中文文档和API(Document and API in English is in the next.)

class MultiProcessMStepRegression.LinearReg(MultiProcessMStepRegression.Reg_Sup_Step_Wise_MP.Regression)

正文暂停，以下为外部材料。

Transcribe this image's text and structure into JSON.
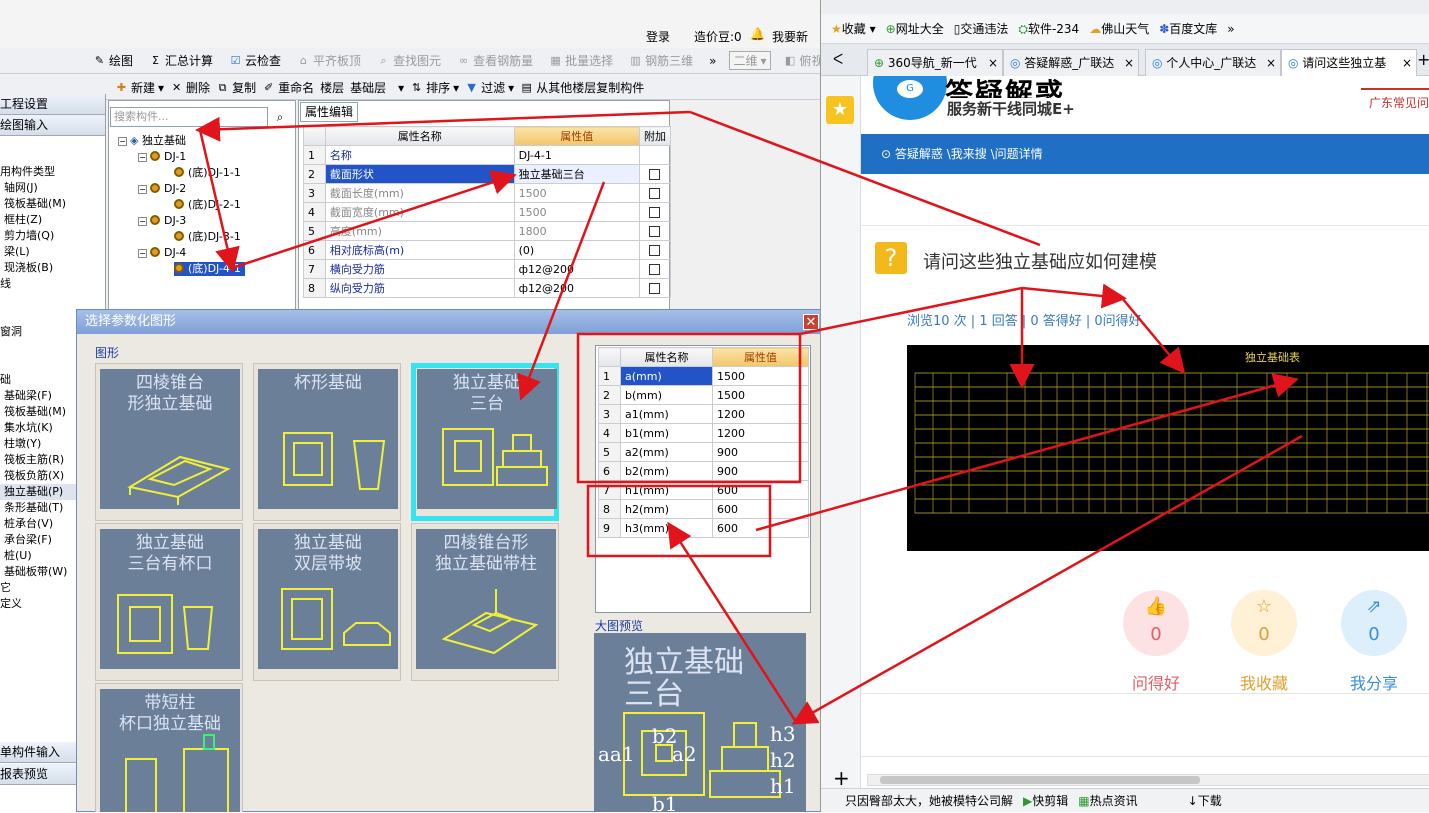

多进程逐步线性回归,其底层的线性回归算法使用的是statsmodels.api.OLS或statsmodels.api.WLS,依据用户是否使用训练样本权重来绝定。
每一次向前添加过程中都会使用多进程来同时遍历多个解释变量,然后选取其中符合使用者设定的条件且能给线性回归带来最大性能提升的解释变量加入到模型中,如果所有变量都不能在满足使用者设置条件的前提下提升模型性能,则此次添加过程不加入任何变量。
每一次的向后删除过程中也使用与向前添加过程同样的原则来决定删除哪个变量。
在添加过程中模型性能有提升,但是部分条件不被满足,此时会额外触发一轮向后删除的过程,如果删除的变量与正要添加的变量为同一个,则此变量不被加入,添加流程结束。如果删除的变量与正要添加的变量不是同一个,则添加当前的变量,并将需要删除的变量从当前选中变量列表中排除。额外触发的向后删除过程与正常的向后删除过程的流程一致。
在建模结束后,会将没有入选的解释变量分别加入到现有模型变量中,通过重新建模,会给出一个准确的没有入选该变量的原因。
注意:因为该类会将数据X和y作为该类一个实例的属性,所以实例会比较大,因此非必要时,尽量不要保存MultiProcessMStepRegression.LinearReg的实例。而是保存其返回的模型和删除原因等信息。

__init__函数

LinearReg(X, y, fit_weight=None, measure='r2', measure_weight=None, kw_measure_args=None, max_pvalue_limit=0.05, max_vif_limit=3, max_corr_limit=0.6, coef_sign=None, iter_num=20, kw_algorithm_class_args=None, n_core=None, logger_file_CH=None, logger_file_EN=None)

Parameters

X:DataFrame
features

y:Series
target

fit_weight:Series
长度与样本量相同,为训练模型时的weight,如果取值为None(默认),则认为各个样本的训练权重相同,选用statsmodels.api.OLS做为底层的实现算法。如果不为空,则会选用statsmodels.api.WLS做为底层的实现算法。在线性回归中设置权重的目的是,在异方差的情况下,训练出稳定的模型。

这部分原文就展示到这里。